Unfortunately, gay activists wish that I, and the rest of America, did care. A great segment of the gay-rights movement, or at least a vocal portion of it, has adopted an aggressive tone. This group wants mainstream America to stare homosexuality straight in the face without blinking. On one level, this tactic seems to work as an outing mechanism for homophobes. Those who are disgusted will be tagged as bigots and chastised for their sins. In another direction, it supposedly serves to force homosexual acts into a framework of normalcy. Ultimately, it is counter-productive. Why is it not enough that we accept and respect homosexuals as people? Why must we constantly be forced to examine the concrete--and private--ramifications of their sexuality?

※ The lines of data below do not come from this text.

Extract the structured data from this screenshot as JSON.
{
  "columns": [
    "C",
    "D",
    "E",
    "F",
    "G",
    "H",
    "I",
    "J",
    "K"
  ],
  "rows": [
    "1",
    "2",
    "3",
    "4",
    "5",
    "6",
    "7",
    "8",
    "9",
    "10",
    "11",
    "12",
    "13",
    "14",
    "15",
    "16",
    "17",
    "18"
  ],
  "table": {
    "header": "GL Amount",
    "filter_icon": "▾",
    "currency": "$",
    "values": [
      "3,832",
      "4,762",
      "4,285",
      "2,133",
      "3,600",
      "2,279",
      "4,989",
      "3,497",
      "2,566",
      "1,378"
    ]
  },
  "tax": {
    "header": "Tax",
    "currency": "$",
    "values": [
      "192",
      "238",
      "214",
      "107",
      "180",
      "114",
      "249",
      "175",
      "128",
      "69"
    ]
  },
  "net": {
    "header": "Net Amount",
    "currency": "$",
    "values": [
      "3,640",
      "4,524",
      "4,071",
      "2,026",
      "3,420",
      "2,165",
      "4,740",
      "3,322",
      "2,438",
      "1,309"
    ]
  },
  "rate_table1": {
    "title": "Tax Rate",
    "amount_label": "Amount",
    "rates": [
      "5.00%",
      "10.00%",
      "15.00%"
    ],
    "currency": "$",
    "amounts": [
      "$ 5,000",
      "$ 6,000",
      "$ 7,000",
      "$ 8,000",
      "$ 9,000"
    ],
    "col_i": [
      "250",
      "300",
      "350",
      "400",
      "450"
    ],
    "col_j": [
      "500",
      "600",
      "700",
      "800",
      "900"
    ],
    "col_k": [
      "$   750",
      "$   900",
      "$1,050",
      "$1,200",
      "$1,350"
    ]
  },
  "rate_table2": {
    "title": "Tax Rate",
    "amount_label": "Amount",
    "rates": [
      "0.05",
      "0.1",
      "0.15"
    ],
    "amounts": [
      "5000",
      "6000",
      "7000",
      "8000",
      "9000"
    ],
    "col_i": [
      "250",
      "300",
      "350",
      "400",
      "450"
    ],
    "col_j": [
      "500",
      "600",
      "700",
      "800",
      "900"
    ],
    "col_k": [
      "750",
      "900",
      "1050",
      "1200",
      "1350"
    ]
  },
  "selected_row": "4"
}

In 1972, when the character Maude made the decision to have an abortion, I might have been convinced--had I been alive--that it was an important cultural moment. In the context of a nation torn by Roe v. Wade, a case could be made that television was tackling something truly controversial. In 1997, the outing of Ellen has no larger meaning.
Sure, some ideologues may take the opportunity to re-register their opinions concerning homosexuality, the decline of morality and other fashionable issues. But just as "Ellen" will most likely remain a mediocre sitcom, average citizens will most likely remain indifferent to the bedroom antics of their neighbors.
Noah D. Oppenheim '00, a Crimson editor, longs for the return of the "Love Boat" episodes of his youth.